One thing to also note is that, while most African countries including Zambia are still battling with how to treat women, many societies already regard women as equals worthy of respect in both the home, work place and society in general.

Men from such societies will respect women naturally and even though all societies have cheats and dishonest men and women, the cheats in such societies are the exception rather than the rule. In most of our societies, however, the cheats are the rule rather than the exception. I have been sharing with some non Zambian friends of mine who say that they have been married for over ten years and that their husbands have never cheated on them.

I tell them that in Zambia when you say that people will laugh at you and think you are naïve or insane because it is not ‘normal’ for a man to be faithful to you for so many years. We have been trying to assess certain cultural similarities and differences and while they have brought out the kind of problems or challenges they face, infidelity is not one of them.

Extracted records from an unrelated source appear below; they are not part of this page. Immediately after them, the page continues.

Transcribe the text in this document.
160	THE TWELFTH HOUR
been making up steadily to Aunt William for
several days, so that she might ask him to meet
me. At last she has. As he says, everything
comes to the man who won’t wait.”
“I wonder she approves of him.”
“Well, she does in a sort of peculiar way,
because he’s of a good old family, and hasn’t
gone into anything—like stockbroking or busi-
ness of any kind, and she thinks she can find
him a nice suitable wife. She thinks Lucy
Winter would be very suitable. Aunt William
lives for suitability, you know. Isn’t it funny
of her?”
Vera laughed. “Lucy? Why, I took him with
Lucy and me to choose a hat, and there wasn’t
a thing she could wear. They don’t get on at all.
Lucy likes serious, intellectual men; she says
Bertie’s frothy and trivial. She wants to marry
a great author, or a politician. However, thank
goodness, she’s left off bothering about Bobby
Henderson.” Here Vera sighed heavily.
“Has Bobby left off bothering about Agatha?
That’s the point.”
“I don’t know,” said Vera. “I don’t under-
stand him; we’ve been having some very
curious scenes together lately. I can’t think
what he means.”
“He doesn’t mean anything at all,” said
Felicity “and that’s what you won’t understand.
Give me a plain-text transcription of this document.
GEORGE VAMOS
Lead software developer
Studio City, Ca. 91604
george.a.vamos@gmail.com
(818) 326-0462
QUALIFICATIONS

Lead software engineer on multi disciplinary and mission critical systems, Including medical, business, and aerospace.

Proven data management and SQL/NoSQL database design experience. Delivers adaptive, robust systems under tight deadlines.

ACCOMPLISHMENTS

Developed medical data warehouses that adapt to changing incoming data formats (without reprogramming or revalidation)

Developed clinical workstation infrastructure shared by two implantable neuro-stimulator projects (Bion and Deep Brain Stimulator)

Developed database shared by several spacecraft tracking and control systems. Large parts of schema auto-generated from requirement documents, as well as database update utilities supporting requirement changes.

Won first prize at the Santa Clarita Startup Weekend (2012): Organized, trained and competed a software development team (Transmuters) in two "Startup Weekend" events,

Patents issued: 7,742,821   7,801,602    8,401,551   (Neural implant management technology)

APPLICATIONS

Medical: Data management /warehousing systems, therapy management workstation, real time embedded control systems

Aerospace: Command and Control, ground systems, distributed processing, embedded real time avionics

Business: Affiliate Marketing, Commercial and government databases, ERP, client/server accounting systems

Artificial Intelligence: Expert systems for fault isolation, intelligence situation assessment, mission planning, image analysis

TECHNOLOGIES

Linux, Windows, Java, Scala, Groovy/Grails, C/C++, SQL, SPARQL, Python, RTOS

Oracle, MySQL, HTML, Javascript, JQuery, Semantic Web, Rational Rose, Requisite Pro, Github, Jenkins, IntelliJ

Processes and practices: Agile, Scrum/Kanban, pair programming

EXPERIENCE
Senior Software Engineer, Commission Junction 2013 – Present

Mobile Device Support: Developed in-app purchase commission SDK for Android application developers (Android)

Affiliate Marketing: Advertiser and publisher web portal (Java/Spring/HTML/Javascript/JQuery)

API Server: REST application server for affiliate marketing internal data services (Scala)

For me, as a Zambian, that has been top on the list in our discussions. In their societies even politicians are forced to publicly apologise or resign when they are caught cheating on their spouses because cheating by both women and men is such a big issue to them. They say a man or woman who cheats on his/her spouse cannot be entrusted with public affairs.

How can someone who cheats on the people he/she loves be expected to be faithful with society and its resources? This to me is a good argument and one I do not see happening in Zambia or most African countries for many years to come. However, I have hope it will happen one day, just probably not in my lifetime.

In Zambia, we actually get to know the girlfriends of the politicians as high up as the president and these people become rich and untouchable overnight, until the men are no longer in power. With such acceptance and to some extent institutionalisation of infidelity in our societies, it is no wonder it becomes so hard to find good faithful men even in the churches.

Additionally, a lot of songs encourage and condone this behaviour and society has not taken a deliberate step to denounce such behaviours with the contempt that it deserves. Conversely, even with such backgrounds and cultural beliefs, there are men who choose to do good by their spouses and live according to what makes them happy as a couple.

Such men will be looked at as weak or under the influence of the woman and not man enough by their friends and even their families. However, the good news is that NOT all men are dogs, but the reality is that such men are hard to find.

I was fortunate enough to realise that NOT all men are dogs in the same year I discovered just how much of a dog, a man can be. Had I not come to this realisation, I probably would have broken down, stopped trusting men, declared that they are all dogs and that I will never love again, like most women do when shown the real ‘dogness’ of a man.

But in as much as I saw and experienced the worst betrayal that any woman could think of, I still was exposed to cultures and people that respect each other as equals and human beings. I have seen firsthand that indeed NOT all men are dogs and more women need to realise that for their own sanity and peace of mind.

So never give up on a quest for a good man, they are very few but definitely there.